七 律
咏 杜 甫
张 玉 林
少陵野老鬓霜侵,
乱世歌吟泣血深。
朱门酒肉肠中腐,
路有冻死骨上尘。
三吏三别悲黎庶,
千首万章铸国魂。
茅屋曾为秋风破,
犹念寒士俱暖身。
2025年7月12日
诗圣杜甫
诗 圣 杜 甫 颂
(散文)
杜甫
秋风吹过洛阳城的残垣,总像有个瘦削的身影在徘徊。他长衫上的褶皱里,藏着长安的月光、夔州的猿啼,还有浣花溪畔沾着墨香的稻花——那是杜甫,一个用笔墨丈量山河的诗人,一个让千年后的我们,仍能透过诗句触摸到时代温度的灵魂。
初识杜甫时,总以为他的笔是蘸着血泪的。“朱门酒肉臭,路有冻死骨”,这十字如利刃,剖开了盛唐繁华下的脓疮。安史之乱的烽火里,他拖着病体逃难,在石壕村见官吏深夜捉人,写下“吏呼一何怒,妇啼一何苦”,那老妇“夜久语声绝,如闻泣幽咽”的悲戚,至今读来仍让人喉头发紧。他见过“国破山河在,城春草木深”的荒芜,也尝过“万里悲秋常作客,百年多病独登台”的孤寂,可他的笔从未只停留在个人的悲喜里。
杜甫朱门酒肉臭
成都草堂的那段日子,该是杜甫一生中难得的安宁。春夜听雨,他写下“随风潜入夜,润物细无声”,把春雨写成了最温柔的使者;夏夜纳凉,他看见“稻花香里说丰年,听取蛙声一片”,连田埂上的蛙鸣都染着丰收的喜悦。可这份安宁里,仍藏着对家国的牵挂。秋风卷走茅屋的茅草,他在风雨中疾呼“安得广厦千万间,大庇天下寒士俱欢颜”,那一刻,个人的困顿早已被对苍生的悲悯淹没。他就像一株老梅,哪怕自身被风雪压弯了枝桠,也要把最后一缕清香,送给寒风中瑟缩的人们。
杜甫安得广厦千万间
最让人心折的,是杜甫对家国的执着。流落夔州时,他已近暮年,半身瘫痪,却仍在登高望远时吟出“无边落木萧萧下,不尽长江滚滚来”,那萧萧落木里有他的衰老,滚滚长江里却藏着不灭的希望。听到官军收复河南河北的消息,他“漫卷诗书喜欲狂”,白日放歌纵酒,只想“青春作伴好还乡”——这份狂喜里,是一个游子对故土最深的眷恋,是一个诗人对家国太平最炽热的期盼。
杜甫不尽长江滚滚来
杜甫的诗里,有历史的重量。“三吏三别”是安史之乱的史诗,“忆昔开元全盛日,小邑犹藏万家室”是对盛唐的深情回望,“出师未捷身先死,长使英雄泪满襟”是对诸葛亮的叹惋,更是对时代英雄的呼唤。他不像李白那样“天子呼来不上船”,他的一生都在泥泞里跋涉,却始终抬着头,望着天上的月亮,望着远方的家国。
杜甫作品三吏三别
杜甫的诗里,藏着与妻子杨氏最朴素的爱。逃难路上,他写“老妻寄异县,十口隔风雪”,字里是对妻儿的牵念。秦州窑洞里,她煮着野菜听他读“露从今夜白”,轻声说“有你便不是异乡”。成都草堂,她采菊插花,他笑书“老妻画纸为棋局”,把她的身影织进诗行。
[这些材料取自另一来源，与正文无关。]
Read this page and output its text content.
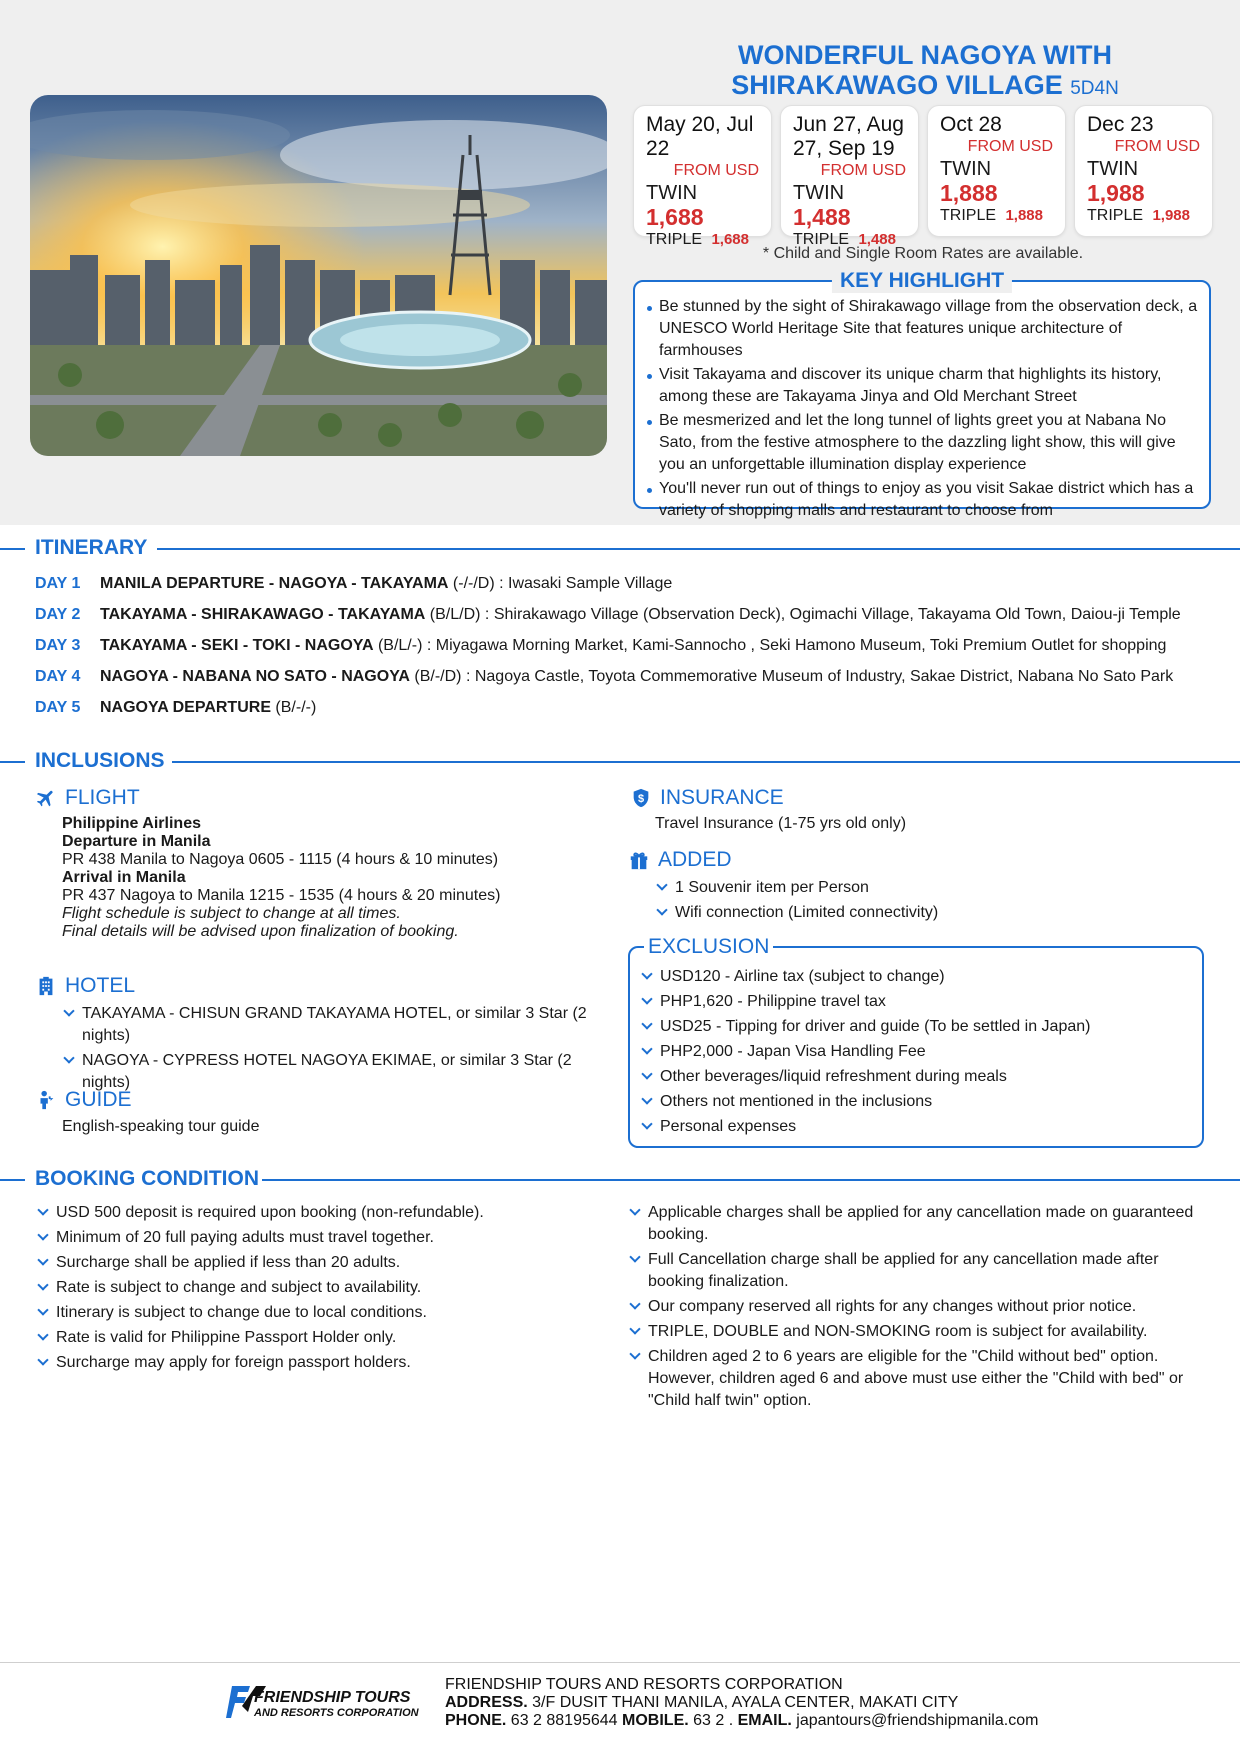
WONDERFUL NAGOYA WITH
SHIRAKAWAGO VILLAGE 5D4N
May 20, Jul 22
FROM USD
TWIN 1,688
TRIPLE 1,688
Jun 27, Aug 27, Sep 19
FROM USD
TWIN 1,488
TRIPLE 1,488
Oct 28
FROM USD
TWIN 1,888
TRIPLE 1,888
Dec 23
FROM USD
TWIN 1,988
TRIPLE 1,988
* Child and Single Room Rates are available.
KEY HIGHLIGHT
Be stunned by the sight of Shirakawago village from the observation deck, a UNESCO World Heritage Site that features unique architecture of farmhouses
Visit Takayama and discover its unique charm that highlights its history, among these are Takayama Jinya and Old Merchant Street
Be mesmerized and let the long tunnel of lights greet you at Nabana No Sato, from the festive atmosphere to the dazzling light show, this will give you an unforgettable illumination display experience
You'll never run out of things to enjoy as you visit Sakae district which has a variety of shopping malls and restaurant to choose from
ITINERARY
DAY 1	MANILA DEPARTURE - NAGOYA - TAKAYAMA (-/-/D) : Iwasaki Sample Village
DAY 2	TAKAYAMA - SHIRAKAWAGO - TAKAYAMA (B/L/D) : Shirakawago Village (Observation Deck), Ogimachi Village, Takayama Old Town, Daiou-ji Temple
DAY 3	TAKAYAMA - SEKI - TOKI - NAGOYA (B/L/-) : Miyagawa Morning Market, Kami-Sannocho , Seki Hamono Museum, Toki Premium Outlet for shopping
DAY 4	NAGOYA - NABANA NO SATO - NAGOYA (B/-/D) : Nagoya Castle, Toyota Commemorative Museum of Industry, Sakae District, Nabana No Sato Park
DAY 5	NAGOYA DEPARTURE (B/-/-)
INCLUSIONS
FLIGHT
Philippine Airlines
Departure in Manila
PR 438 Manila to Nagoya 0605 - 1115 (4 hours & 10 minutes)
Arrival in Manila
PR 437 Nagoya to Manila 1215 - 1535 (4 hours & 20 minutes)
Flight schedule is subject to change at all times.
Final details will be advised upon finalization of booking.
HOTEL
TAKAYAMA - CHISUN GRAND TAKAYAMA HOTEL, or similar 3 Star (2 nights)
NAGOYA - CYPRESS HOTEL NAGOYA EKIMAE, or similar 3 Star (2 nights)
GUIDE
English-speaking tour guide
$ INSURANCE
Travel Insurance (1-75 yrs old only)
ADDED
1 Souvenir item per Person
Wifi connection (Limited connectivity)
EXCLUSION
USD120 - Airline tax (subject to change)
PHP1,620 - Philippine travel tax
USD25 - Tipping for driver and guide (To be settled in Japan)
PHP2,000 - Japan Visa Handling Fee
Other beverages/liquid refreshment during meals
Others not mentioned in the inclusions
Personal expenses
BOOKING CONDITION
USD 500 deposit is required upon booking (non-refundable).
Minimum of 20 full paying adults must travel together.
Surcharge shall be applied if less than 20 adults.
Rate is subject to change and subject to availability.
Itinerary is subject to change due to local conditions.
Rate is valid for Philippine Passport Holder only.
Surcharge may apply for foreign passport holders.
Applicable charges shall be applied for any cancellation made on guaranteed booking.
Full Cancellation charge shall be applied for any cancellation made after booking finalization.
Our company reserved all rights for any changes without prior notice.
TRIPLE, DOUBLE and NON-SMOKING room is subject for availability.
Children aged 2 to 6 years are eligible for the "Child without bed" option. However, children aged 6 and above must use either the "Child with bed" or "Child half twin" option.
FRIENDSHIP TOURS
AND RESORTS CORPORATION
FRIENDSHIP TOURS AND RESORTS CORPORATION
ADDRESS. 3/F DUSIT THANI MANILA, AYALA CENTER, MAKATI CITY
PHONE. 63 2 88195644 MOBILE. 63 2 . EMAIL. japantours@friendshipmanila.com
暮年漂泊,孤舟上两人对坐,他写下“夜阑更秉烛,相对如梦寐”。二十载风霜,从青丝到白发,烽火里的家书,茅屋里的灯火,都是他们的情话。没有浓词艳句,却让“朱门酒肉臭”的乱世,有了最暖的温度。
杜甫之妻杨氐
如今,当我们在课本里读到杜甫的诗,在草堂的竹林里寻觅他的足迹,总能感受到一种穿越千年的力量。那是“穷年忧黎元,叹息肠内热”的赤子之心,是“语不惊人死不休”的治学态度,更是在苦难中始终昂扬的生命韧性。他就像一面镜子,照见了一个时代的悲欢,也照见了中国人骨子里最深沉的家国情怀。
诗圣杜甫就是在你身边的普通老翁
风又起了,仿佛又听见那个声音在吟诵:“文章千古事,得失寸心知。”是啊,千百年过去了,多少繁华成了过眼云烟,可杜甫的诗,依然像一束光,照亮着我们前行的路。这,便是诗圣的力量——他用一生的颠沛,换来了千古的不朽;用满腔的赤诚,为我们留下了一个民族的精神坐标。